Tail Recursion

May 22, 2019

#beginners, #functional, #cpp

I’m a (wannabe) functional programming zealot, and you recur all over the place when you’re programming functionally. It’s often via library functions like map and reduce as opposed to writing your own recursive functions, but it’s a super common theme. It’s so satisfying to get right, and leads to some wonderfully concise, elegant implementations.

But gosh can it be slow. It’s fine for small cases but can seriously bottleneck larger programs and inputs, and not always in ways that are easy to predict.

One way to alleviate this pain is called tail recursion. This means that you can recur, but you must do it only in the tail position of the function call which means the recursive call the last thing called as the return value. C++ has a highly optimizing compiler that can actually optimize away the recursion in this case, making tail recursive functions more performant than non-tail recursive ones.

The basic strategy for this is to reuse the stack frame. Basically, every time a function is called, it pushes a new frame onto the call stack. This frame contains state information for the evaluation of this function (more accurately, subroutine), such as the parameters it was called with. This frame had to be allocated somewhere in memory and populated and then pushed onto this stack. All of that took time and resources, especially if the values themselves are large. In a recursive function you’re asking for this to happen repeatedly, often with larger and larger parameters. It can get nuts, especially because these frames are only popped off the call stack and de-allocated when the subroutine completed - which will be after all its children are done.

If you recur in tail position, though, the stack frame actually doesn’t need to change for the next recursive call. Instead, the values can just get swapped in place, and the stack frame that’s already been allocated for THIS call is just recycled. No pushing more and more frames on top of the call stack, allocating more and more memory for more and more temporary function calls. It all just happens in place in memory. Way faster!

C++ compilers are often even smarter than that, though, and might rip our your recursion and pop a regular loop in its place, which will be even faster yet.

I’m gonna keep the examples super simple. Here’s how you might define factorial in a recursive manner in C++:

int factorial(int n) { if (n > 1) { return n * factorial(n - 1); } else { return 1; } }

This implementation, while nice and neat and easy on the eyes, is not tail recursive - it calls factorial inside of itself and then multiplies that result by n. In this case, multiplication is in the tail position, not the recursive call. To get it to be tail recursive, that multiplication needs to happen inside the parameter list of the function call (or in some other manner before it), and to do that you can supply a default value:

int factorial(int n, int b = 1) { if (n == 0) { return b; } return factorial(n - 1, b * n); }

This function works in almost the same way, just reorganized so that the recursive call is in tail position and the multiplication is inside the call. Because of operator precedence (and how this function works), the multiplication is evaluated first.

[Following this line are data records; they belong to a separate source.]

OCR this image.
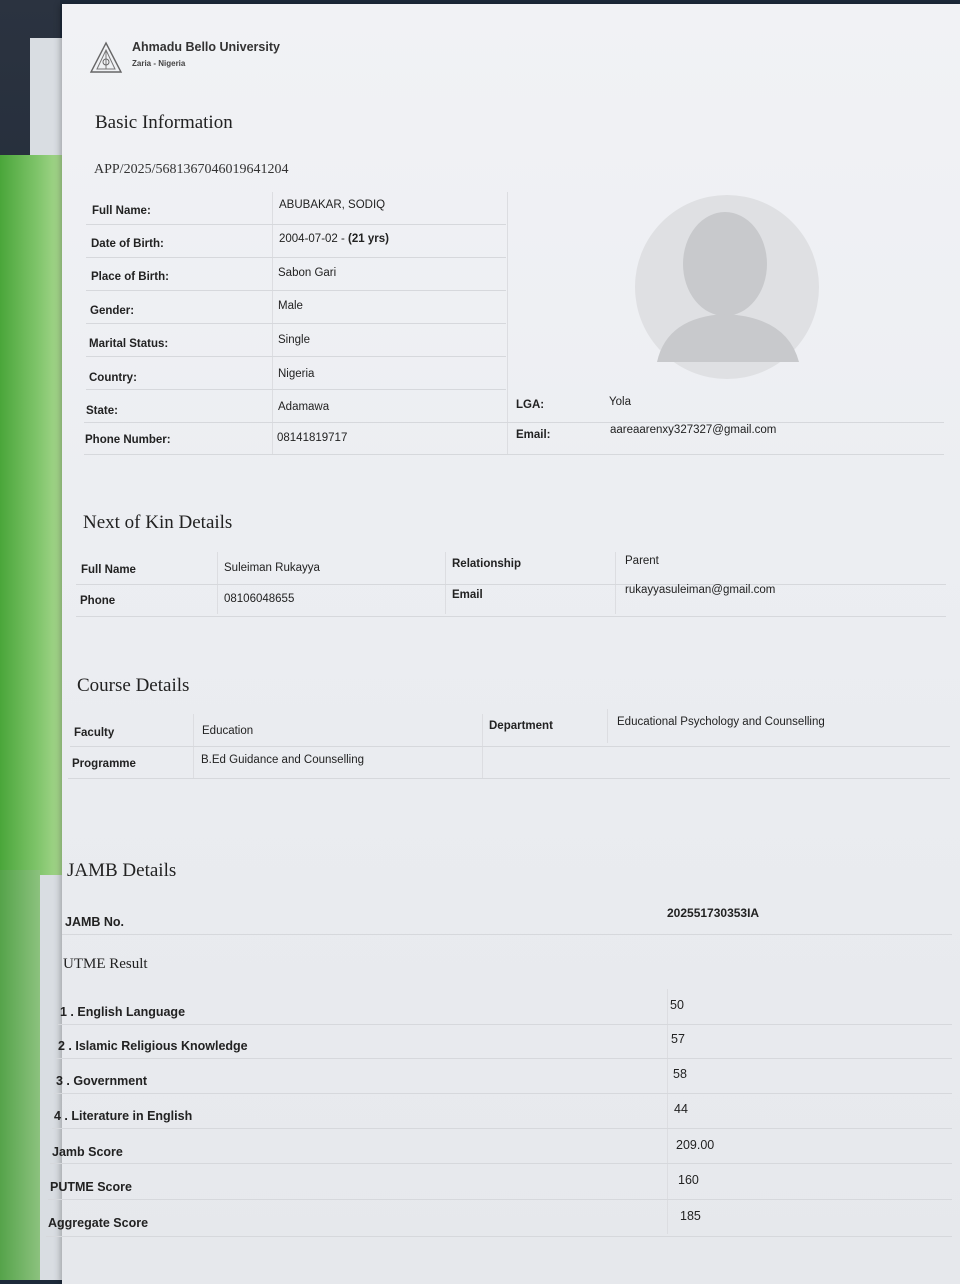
Ahmadu Bello University
Zaria - Nigeria
Basic Information
APP/2025/5681367046019641204
Full Name:	ABUBAKAR, SODIQ
Date of Birth:	2004-07-02 - (21 yrs)
Place of Birth:	Sabon Gari
Gender:	Male
Marital Status:	Single
Country:	Nigeria
State:	Adamawa	LGA:	Yola
Phone Number:	08141819717	Email:	aareaarenxy327327@gmail.com
Next of Kin Details
Full Name	Suleiman Rukayya	Relationship	Parent
Phone	08106048655	Email	rukayyasuleiman@gmail.com
Course Details
Faculty	Education	Department	Educational Psychology and Counselling
Programme	B.Ed Guidance and Counselling
JAMB Details
JAMB No.
202551730353IA
UTME Result
1 . English Language	50
2 . Islamic Religious Knowledge	57
3 . Government	58
4 . Literature in English	44
Jamb Score	209.00
PUTME Score	160
Aggregate Score	185
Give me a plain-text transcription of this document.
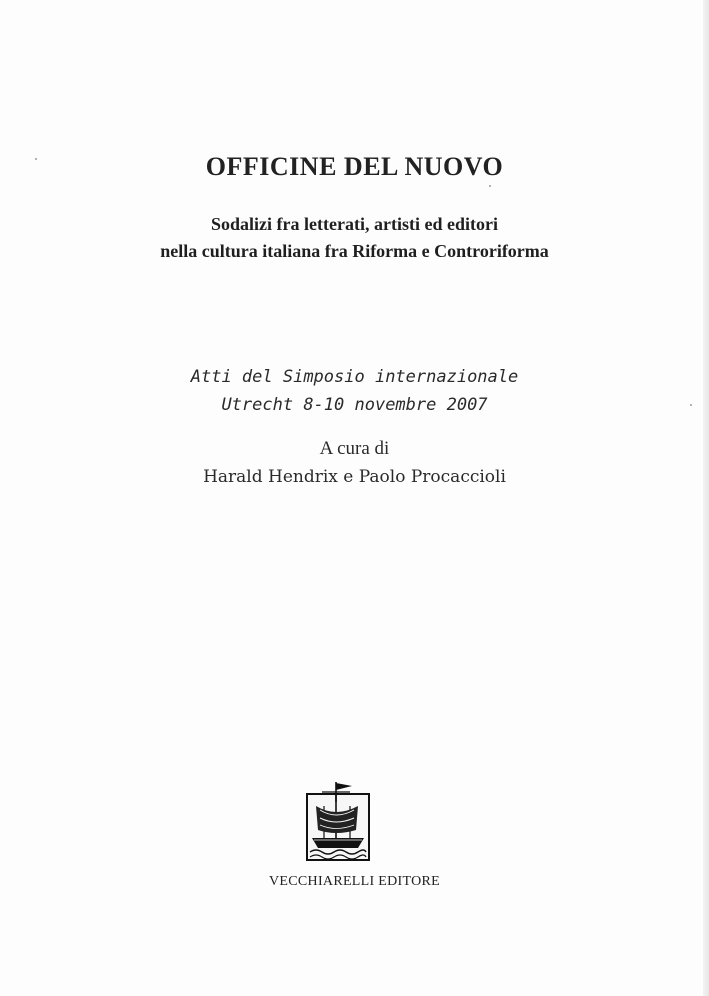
OFFICINE DEL NUOVO
Sodalizi fra letterati, artisti ed editori
nella cultura italiana fra Riforma e Controriforma
Atti del Simposio internazionale
Utrecht 8-10 novembre 2007
A cura di
Harald Hendrix e Paolo Procaccioli
VECCHIARELLI EDITORE
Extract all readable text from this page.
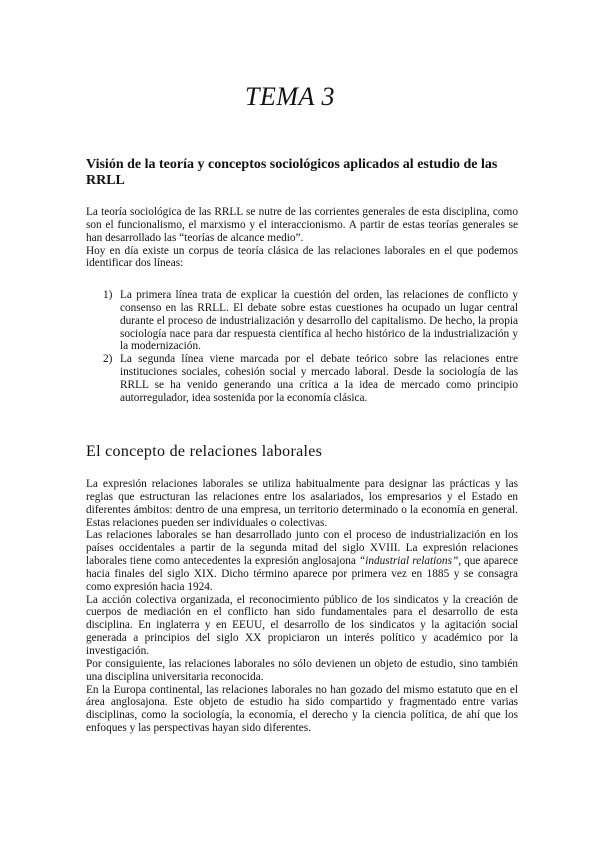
TEMA 3
Visión de la teoría y conceptos sociológicos aplicados al estudio de las RRLL

La teoría sociológica de las RRLL se nutre de las corrientes generales de esta disciplina, como son el funcionalismo, el marxismo y el interaccionismo. A partir de estas teorías generales se han desarrollado las “teorías de alcance medio”.

Hoy en día existe un corpus de teoría clásica de las relaciones laborales en el que podemos identificar dos líneas:

1) La primera línea trata de explicar la cuestión del orden, las relaciones de conflicto y consenso en las RRLL. El debate sobre estas cuestiones ha ocupado un lugar central durante el proceso de industrialización y desarrollo del capitalismo. De hecho, la propia sociología nace para dar respuesta científica al hecho histórico de la industrialización y la modernización.
2) La segunda línea viene marcada por el debate teórico sobre las relaciones entre instituciones sociales, cohesión social y mercado laboral. Desde la sociología de las RRLL se ha venido generando una crítica a la idea de mercado como principio autorregulador, idea sostenida por la economía clásica.
El concepto de relaciones laborales

La expresión relaciones laborales se utiliza habitualmente para designar las prácticas y las reglas que estructuran las relaciones entre los asalariados, los empresarios y el Estado en diferentes ámbitos: dentro de una empresa, un territorio determinado o la economía en general. Estas relaciones pueden ser individuales o colectivas.

Las relaciones laborales se han desarrollado junto con el proceso de industrialización en los países occidentales a partir de la segunda mitad del siglo XVIII. La expresión relaciones laborales tiene como antecedentes la expresión anglosajona “industrial relations”, que aparece hacia finales del siglo XIX. Dicho término aparece por primera vez en 1885 y se consagra como expresión hacia 1924.

La acción colectiva organizada, el reconocimiento público de los sindicatos y la creación de cuerpos de mediación en el conflicto han sido fundamentales para el desarrollo de esta disciplina. En inglaterra y en EEUU, el desarrollo de los sindicatos y la agitación social generada a principios del siglo XX propiciaron un interés político y académico por la investigación.

Por consiguiente, las relaciones laborales no sólo devienen un objeto de estudio, sino también una disciplina universitaria reconocida.

En la Europa continental, las relaciones laborales no han gozado del mismo estatuto que en el área anglosajona. Este objeto de estudio ha sido compartido y fragmentado entre varias disciplinas, como la sociología, la economía, el derecho y la ciencia política, de ahí que los enfoques y las perspectivas hayan sido diferentes.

We’re storing the result as we recur down to 0 in this phantom b parameter. It’s kind of like carrying extra state. The first iteration our default of 1 is multiplied by the n value supplied. If the supplied n was zero, we just return that one, and otherwise when eventually we have decremented n to zero, b will hold the value we want.

Often the key with these is to see if you can fit your base case(s) into your parameters, or use an auxiliary function that actually recurs with all the extra information stored in its parameters. Another common recursive function example is the Fibonacci series:

int fibonacci(int n) { if (n == 0) { return 0; } else if (n == 1) { return 1; } else { return fibonacci(n - 1) + fibonacci(n - 2); } }

Should do the trick, non?

NON

This will hose you so fast it’s not even funny. Toss it in a loop and watch it slow to an absolute crawl before your very eyes:

int main() { int n; std::cout << "nth fibonacci" << std::endl << "N: "; std::cin >> n; for (int i = 0; i <= n; i++) { std::cout << fibonacci(i) << " "; } return 0; }

Try n = 200, I dare you.

Luckily, we can just refactor in those default base cases to make it tail recursive:

int fibonacci(int n, int a = 0, int b = 1) { if (n == 0) return a; if (n == 1) return b; return fibonacci(n - 1, b, a + b); }

In this case the series is built on two base values, 0 and 1. No matter, we can pop ’em both in the parameters and start counting up from there. We just hop along the line by shifting the b parameter to a and building a new b.

Pop 200 in to your loop printer. They’ll all come popping out immediately, integer overflow issues and all. Hey, it’s a hell of a lot better than getting bored and copping out after after dozen iterations, right?

Your move in the comments. Let me see you shake those tail-recursive functions, or optimize these further!